All these efforts help constitute a citizen-centered politics in which citizens develop agency and capacities for collaborative, cross-partisan action. The challenge is taking such efforts to scale, the possibility of which was suggested both by Barack Obama’s 2008 presidential campaign, which incorporated significant organizing dimensions, and the Minnesotans United for All Families effort to defeat a constitutional amendment in 2012, which would have incorporated a ban on gay marriage into the state constitution. Both used relational, narrative, organizing, and non-demonizing approaches.

To build on this history, we should recognize that Martin Luther King’s understanding of nonviolence as neither pacifism nor simply a tactic has vast potential to help give citizenship and citizen action renewed depth and power, at just the moment when we need it most.

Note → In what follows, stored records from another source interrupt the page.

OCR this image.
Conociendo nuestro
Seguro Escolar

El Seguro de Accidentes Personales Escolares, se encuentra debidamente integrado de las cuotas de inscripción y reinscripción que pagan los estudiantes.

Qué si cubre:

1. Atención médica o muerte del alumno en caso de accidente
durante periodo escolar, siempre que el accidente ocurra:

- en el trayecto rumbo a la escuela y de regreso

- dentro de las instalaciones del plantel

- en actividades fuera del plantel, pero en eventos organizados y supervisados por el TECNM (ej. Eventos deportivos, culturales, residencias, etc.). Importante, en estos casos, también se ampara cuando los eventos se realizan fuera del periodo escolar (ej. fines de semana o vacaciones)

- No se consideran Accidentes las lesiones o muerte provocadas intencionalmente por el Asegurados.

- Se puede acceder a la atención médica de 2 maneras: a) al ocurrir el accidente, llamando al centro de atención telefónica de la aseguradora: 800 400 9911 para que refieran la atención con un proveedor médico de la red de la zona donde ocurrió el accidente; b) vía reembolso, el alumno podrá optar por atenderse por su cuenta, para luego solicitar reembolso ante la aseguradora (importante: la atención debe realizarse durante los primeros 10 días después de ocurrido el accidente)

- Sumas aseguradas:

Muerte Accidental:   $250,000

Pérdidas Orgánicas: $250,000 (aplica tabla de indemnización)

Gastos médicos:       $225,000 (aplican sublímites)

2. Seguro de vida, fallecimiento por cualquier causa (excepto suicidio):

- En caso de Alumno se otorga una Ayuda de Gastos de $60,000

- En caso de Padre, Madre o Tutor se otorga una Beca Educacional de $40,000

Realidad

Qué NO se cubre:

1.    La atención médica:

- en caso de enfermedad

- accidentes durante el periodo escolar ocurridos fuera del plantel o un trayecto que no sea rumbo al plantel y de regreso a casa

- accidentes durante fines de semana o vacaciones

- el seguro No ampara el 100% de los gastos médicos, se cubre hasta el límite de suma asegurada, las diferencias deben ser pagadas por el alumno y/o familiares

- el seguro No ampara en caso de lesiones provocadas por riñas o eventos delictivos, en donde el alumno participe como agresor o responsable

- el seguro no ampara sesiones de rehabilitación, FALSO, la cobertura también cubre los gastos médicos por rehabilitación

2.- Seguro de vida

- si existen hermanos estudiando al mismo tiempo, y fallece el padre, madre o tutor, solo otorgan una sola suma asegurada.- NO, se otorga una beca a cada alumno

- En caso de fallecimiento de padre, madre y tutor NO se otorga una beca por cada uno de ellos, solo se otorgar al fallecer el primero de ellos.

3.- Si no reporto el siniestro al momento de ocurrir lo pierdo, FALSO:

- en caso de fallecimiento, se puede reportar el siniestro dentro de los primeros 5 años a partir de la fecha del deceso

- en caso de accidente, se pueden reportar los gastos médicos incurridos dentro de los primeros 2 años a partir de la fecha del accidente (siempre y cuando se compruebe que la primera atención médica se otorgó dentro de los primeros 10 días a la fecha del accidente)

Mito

“Power without love is reckless and abusive and love without power is sentimental and anemic,” King argued in 1967. The form of nonviolence includes spiritual, psychological, and moral disciplines: nonviolence as struggle, not inaction; seeking to understand opponents, not to defeat or humiliate them; making distinctions between evil actions and the persons who commit those actions; neighborly concern for others, whether friend or enemy—a public love which recognizes everyone’s need for belonging in the human family; and focusing first on changing oneself by refraining from hatred. “Hate…corrodes the personality and eats away at its vital unity,” King wrote. “The nonviolent approach…first does something to the hearts and souls of those committed to it. It gives them new self-respect. It calls up resources of strength and courage they did not know they had.”

King’s form of nonviolence meets bigotry with discipline and dignity, not demonization.

Young people—and people of all ages—are eager for a way to engage in politics that goes beyond the increasingly dysfunctional Manichean model. Developing an ethos of nonviolent citizenship is a good way to start.